No último 21 de maio, o senhor Eduardo Girão, senador pelo estado do Ceará, dirigiu requerimento à Comissão de Constituição e Justiça do Senado pedindo a criação de uma “diligência” para visitar mulheres brasileiras que atualmente se encontram presas em El Paso (Estados Unidos). (Associar a ideia de “diligência” à região de El Paso traz à memória aventuras do Velho Oeste.) Mas isso é pura digressão. Voltemos ao assunto.

A nobre motivação do senador seria daquelas que a gente tira rápido o lencinho e chora junto, não fossem alguns detalhes que turvam suas aparentes boas intenções. Vejamos.

No requerimento, o senador comete uma malandragem capaz de enganar um incauto. Primeiro, chama as mulheres que deseja visitar de “presas políticas”, uma evidente falsidade. Logo em seguida, sem transição, diz que estão “presas em El Paso no Texas”. E diz ser importante “averiguar as condições carcerárias e possíveis violações de Direitos Humanos”.

Parece que a intenção é justamente essa: a de levar um leitor desavisado a crer que estejam presas no Texas por maquiavélica interferência da justiça brasileira quando, na verdade, estão na cadeia por terem entrado em território americano fraudulentamente.

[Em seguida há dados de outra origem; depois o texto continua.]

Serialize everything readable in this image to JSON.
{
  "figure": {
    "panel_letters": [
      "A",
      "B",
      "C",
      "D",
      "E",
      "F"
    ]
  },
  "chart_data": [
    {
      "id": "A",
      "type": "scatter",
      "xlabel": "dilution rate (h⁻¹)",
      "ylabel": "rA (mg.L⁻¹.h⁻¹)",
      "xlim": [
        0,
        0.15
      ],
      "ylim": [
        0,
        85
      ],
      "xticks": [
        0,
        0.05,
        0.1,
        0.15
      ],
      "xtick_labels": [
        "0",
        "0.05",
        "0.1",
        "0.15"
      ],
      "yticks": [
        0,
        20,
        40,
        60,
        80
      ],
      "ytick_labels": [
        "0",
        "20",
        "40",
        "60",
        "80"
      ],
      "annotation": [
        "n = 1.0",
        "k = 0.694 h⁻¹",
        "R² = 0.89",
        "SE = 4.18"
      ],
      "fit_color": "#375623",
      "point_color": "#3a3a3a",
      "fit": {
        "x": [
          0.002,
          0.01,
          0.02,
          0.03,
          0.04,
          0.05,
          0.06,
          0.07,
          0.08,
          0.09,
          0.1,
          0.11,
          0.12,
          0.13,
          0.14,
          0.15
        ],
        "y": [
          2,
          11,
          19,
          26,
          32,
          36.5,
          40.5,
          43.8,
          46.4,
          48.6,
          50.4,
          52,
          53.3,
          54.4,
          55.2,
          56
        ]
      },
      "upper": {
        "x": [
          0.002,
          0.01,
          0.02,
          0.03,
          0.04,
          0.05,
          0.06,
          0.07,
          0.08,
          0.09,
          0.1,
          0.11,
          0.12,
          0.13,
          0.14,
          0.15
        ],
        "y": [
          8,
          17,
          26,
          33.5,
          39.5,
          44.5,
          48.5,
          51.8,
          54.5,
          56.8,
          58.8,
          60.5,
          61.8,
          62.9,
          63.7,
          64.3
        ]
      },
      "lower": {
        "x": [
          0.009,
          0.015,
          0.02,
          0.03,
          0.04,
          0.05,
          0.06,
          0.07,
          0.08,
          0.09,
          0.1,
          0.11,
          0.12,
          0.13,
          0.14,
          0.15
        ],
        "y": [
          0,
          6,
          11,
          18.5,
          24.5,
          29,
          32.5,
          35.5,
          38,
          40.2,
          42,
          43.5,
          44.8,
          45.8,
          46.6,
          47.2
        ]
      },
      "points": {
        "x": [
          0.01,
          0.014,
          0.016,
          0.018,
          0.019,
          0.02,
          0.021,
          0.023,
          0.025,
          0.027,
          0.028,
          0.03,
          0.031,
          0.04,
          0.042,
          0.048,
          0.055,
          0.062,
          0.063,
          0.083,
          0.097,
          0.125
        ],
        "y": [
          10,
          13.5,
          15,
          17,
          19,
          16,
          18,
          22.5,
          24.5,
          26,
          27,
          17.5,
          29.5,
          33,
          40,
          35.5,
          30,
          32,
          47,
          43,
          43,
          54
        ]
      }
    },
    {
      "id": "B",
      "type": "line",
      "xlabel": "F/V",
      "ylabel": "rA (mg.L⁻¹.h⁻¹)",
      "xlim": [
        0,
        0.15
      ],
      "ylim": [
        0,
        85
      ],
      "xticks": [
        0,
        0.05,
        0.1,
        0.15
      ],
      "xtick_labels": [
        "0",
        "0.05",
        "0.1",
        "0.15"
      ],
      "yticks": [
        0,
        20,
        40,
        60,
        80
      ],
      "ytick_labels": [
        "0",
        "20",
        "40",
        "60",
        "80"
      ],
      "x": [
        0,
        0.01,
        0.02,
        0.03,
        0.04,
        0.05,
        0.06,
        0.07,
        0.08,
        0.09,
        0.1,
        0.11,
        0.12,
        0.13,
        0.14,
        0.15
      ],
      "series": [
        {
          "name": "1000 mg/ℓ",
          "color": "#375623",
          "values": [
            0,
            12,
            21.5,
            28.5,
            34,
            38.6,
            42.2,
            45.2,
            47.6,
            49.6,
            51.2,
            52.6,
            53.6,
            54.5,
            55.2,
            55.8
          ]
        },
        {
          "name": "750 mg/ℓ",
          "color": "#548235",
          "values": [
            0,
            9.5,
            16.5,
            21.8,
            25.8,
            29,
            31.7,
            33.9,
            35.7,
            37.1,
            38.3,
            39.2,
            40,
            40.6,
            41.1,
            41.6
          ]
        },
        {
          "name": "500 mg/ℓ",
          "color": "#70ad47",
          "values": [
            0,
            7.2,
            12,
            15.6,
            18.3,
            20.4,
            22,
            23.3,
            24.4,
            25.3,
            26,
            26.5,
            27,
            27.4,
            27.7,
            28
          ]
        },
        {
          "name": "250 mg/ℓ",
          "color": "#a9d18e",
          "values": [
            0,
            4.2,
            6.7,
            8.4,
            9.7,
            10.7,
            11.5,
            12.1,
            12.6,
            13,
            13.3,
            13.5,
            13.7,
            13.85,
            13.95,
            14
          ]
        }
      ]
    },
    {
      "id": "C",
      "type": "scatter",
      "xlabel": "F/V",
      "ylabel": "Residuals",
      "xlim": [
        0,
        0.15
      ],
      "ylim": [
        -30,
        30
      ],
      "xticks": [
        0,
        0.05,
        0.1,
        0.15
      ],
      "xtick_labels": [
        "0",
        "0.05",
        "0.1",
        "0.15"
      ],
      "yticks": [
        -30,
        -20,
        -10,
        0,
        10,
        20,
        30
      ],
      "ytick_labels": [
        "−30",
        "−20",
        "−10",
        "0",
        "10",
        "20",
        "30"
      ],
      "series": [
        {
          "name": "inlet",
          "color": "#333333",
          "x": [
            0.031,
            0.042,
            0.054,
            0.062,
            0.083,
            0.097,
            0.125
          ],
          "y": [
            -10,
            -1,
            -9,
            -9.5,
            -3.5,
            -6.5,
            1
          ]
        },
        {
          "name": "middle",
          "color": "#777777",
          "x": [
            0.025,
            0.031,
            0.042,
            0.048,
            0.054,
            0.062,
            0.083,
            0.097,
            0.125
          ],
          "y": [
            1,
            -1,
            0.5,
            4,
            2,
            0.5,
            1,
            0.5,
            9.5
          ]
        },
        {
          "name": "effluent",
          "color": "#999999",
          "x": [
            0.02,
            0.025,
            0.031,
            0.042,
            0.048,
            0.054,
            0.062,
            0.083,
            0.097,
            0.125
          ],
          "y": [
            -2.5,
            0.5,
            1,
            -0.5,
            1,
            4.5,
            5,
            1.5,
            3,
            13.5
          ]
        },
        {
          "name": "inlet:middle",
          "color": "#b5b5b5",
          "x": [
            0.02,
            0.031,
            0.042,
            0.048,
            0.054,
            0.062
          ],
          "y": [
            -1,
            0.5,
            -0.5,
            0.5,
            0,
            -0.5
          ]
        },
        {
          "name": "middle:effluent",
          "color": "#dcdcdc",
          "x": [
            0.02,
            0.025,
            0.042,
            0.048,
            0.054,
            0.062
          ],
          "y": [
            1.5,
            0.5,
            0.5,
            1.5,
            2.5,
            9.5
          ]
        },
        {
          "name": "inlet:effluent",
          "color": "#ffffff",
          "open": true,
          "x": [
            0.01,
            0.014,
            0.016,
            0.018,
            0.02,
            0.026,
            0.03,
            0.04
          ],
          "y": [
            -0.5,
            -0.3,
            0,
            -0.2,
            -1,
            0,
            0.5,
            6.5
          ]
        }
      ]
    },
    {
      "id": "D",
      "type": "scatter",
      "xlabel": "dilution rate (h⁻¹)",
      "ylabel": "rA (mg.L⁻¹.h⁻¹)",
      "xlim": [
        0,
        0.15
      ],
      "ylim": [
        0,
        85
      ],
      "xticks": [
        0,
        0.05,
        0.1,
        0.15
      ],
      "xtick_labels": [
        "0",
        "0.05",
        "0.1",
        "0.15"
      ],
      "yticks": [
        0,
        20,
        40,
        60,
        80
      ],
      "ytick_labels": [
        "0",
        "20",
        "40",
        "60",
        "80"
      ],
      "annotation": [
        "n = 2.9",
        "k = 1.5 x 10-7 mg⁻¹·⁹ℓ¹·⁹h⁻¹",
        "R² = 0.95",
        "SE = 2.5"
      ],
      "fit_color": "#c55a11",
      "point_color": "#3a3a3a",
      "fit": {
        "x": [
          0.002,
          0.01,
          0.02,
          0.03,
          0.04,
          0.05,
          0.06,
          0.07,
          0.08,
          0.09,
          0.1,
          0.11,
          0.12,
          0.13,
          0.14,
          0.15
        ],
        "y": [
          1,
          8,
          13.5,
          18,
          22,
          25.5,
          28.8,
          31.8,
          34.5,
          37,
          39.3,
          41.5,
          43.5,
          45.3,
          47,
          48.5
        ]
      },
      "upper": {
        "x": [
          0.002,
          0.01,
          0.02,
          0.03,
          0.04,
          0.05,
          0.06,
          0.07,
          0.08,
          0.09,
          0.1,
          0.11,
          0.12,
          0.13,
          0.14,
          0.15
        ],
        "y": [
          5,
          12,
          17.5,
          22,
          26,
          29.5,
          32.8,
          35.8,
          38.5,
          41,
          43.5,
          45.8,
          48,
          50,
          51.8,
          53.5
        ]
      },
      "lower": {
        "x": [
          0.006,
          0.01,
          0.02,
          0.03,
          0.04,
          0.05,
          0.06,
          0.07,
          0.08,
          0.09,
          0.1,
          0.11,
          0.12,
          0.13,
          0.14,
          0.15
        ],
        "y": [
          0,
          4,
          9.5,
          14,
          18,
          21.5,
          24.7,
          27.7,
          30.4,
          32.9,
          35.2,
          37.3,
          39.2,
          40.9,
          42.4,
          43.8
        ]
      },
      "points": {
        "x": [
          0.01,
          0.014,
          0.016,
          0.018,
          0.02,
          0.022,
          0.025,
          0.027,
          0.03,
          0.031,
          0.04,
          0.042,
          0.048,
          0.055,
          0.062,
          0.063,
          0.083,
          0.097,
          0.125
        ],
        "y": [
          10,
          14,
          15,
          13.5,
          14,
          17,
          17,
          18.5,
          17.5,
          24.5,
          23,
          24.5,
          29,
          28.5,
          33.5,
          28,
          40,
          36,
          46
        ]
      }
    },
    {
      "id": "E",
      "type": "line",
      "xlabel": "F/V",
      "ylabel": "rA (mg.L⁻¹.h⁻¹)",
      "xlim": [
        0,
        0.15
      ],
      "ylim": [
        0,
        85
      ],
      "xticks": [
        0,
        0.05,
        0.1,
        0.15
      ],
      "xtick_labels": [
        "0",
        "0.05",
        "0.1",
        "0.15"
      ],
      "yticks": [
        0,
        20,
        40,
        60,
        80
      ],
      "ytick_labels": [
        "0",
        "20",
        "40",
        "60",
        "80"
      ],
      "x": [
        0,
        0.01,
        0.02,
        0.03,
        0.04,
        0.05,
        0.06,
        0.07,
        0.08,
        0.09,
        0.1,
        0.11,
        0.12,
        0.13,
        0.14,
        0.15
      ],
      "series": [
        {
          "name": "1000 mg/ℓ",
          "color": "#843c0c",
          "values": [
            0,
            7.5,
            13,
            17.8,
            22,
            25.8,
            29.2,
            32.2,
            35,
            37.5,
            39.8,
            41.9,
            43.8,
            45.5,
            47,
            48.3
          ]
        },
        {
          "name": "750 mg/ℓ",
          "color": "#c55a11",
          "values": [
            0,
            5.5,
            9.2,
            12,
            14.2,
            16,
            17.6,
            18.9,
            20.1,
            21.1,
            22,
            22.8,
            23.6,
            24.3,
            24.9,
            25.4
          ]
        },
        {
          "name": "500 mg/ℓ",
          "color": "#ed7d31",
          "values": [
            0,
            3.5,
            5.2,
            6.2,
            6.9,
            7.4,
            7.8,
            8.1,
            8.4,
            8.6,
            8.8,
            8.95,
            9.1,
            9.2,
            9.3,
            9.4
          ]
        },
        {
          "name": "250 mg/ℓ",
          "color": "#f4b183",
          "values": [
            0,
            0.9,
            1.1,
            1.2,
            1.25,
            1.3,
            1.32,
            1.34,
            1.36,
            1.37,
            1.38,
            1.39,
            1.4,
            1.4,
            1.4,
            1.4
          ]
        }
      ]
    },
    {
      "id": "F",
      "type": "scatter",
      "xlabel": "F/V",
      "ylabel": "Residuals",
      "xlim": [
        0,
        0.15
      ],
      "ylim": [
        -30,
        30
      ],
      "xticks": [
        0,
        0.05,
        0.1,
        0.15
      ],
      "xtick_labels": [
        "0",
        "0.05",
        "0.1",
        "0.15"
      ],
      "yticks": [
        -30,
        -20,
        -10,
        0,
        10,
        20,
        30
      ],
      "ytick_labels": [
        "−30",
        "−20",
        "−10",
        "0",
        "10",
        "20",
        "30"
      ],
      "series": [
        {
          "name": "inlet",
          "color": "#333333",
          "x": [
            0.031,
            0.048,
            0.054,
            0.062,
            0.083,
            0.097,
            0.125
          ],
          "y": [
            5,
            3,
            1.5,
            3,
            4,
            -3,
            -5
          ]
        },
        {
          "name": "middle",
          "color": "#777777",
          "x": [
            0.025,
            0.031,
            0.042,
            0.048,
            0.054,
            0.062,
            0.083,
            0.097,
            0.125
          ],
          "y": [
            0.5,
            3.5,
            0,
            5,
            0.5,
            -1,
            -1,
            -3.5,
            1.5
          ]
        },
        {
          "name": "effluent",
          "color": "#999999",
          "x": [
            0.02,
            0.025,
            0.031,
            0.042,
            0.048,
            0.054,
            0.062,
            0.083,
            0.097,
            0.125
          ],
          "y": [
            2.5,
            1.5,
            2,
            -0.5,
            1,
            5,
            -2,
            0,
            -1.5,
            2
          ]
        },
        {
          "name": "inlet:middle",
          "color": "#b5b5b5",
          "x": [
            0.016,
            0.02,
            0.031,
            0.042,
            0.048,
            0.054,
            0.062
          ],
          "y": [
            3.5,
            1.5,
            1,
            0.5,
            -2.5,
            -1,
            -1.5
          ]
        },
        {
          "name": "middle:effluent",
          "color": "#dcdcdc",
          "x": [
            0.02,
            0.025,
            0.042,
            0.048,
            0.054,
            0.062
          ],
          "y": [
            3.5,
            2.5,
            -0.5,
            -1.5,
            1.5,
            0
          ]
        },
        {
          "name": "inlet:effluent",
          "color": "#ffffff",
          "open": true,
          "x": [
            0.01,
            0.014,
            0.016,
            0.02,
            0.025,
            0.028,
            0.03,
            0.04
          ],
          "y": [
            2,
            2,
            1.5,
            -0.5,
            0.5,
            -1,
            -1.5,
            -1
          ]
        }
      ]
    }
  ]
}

Em nenhum ponto do requerimento, é mencionada a situação de as brasileiras serem imigrantes clandestinas, apanhadas em flagrante pela polícia americana e presas preventivamente à espera de deportação. Primeiro, elas violaram a lei brasileira ao quebrar as tornozeleiras e fugir do país; em seguida, violaram a lei americana ao tentar penetrar sem autorização no território daquele país. Nosso senador omite espertamente a violação da lei americana.

Mais adiante, o requerimento refaz o cenário de um processo que j’a se encerrou. Volta a explicar que, no 8 de janeiro, essas senhoras só entraram nos prédios da Praça dos Três Poderes “para se proteger das bombas que eram ateadas (sic) por helicópteros”. Fica, portanto, esclarecido que só estavam lá a passeio, nada mais. Um domingo no parque, em suma.

A “diligência” requerida pelo senador deve traduzir-se por uma comitiva mais ou menos numerosa de parlamentares – quiçá assessorados pelas digníssimas esposas – que passarão um certo tempo nos EUA. A romaria será custeada com nosso dinheiro, naturalmente. Não há risco de esses romeiros serem encarcerados como clandestinos, dado que não entrarão a pé por El Paso, mas por Nova York ou talvez Miami. Fica a dúvida sobre se consultarão previamente as autoridades prisionais do Texas para saber se há possibilidade de visitar as brasileiras presas. Quem sabe esse detalhe não tem importância para a comitiva.

Cá entre nós, há outros brasileiros encarcerados nos Estados Unidos. Há desde criminosos pesados que cumprem prisão perpétua até infelizes pilhados atravessando o Rio Grande de sapato na mão e trouxa na cabeça. Com certeza há dezenas deles nas prisões de El Paso. Será que esses coitados não vão ter a honra de receber um alozinho dos figurões? Pela lei americana, são tão clandestinos quanto as senhoras que passeavam na praça no 8 de janeiro e hoje curtem uma temporada na prisão de El Paso. Estão todos na cadeia por terem violado as leis americanas de imigração.

A autorização de Damares Alves, presidente da CCJ, ainda não veio. Mas nâo há de tardar.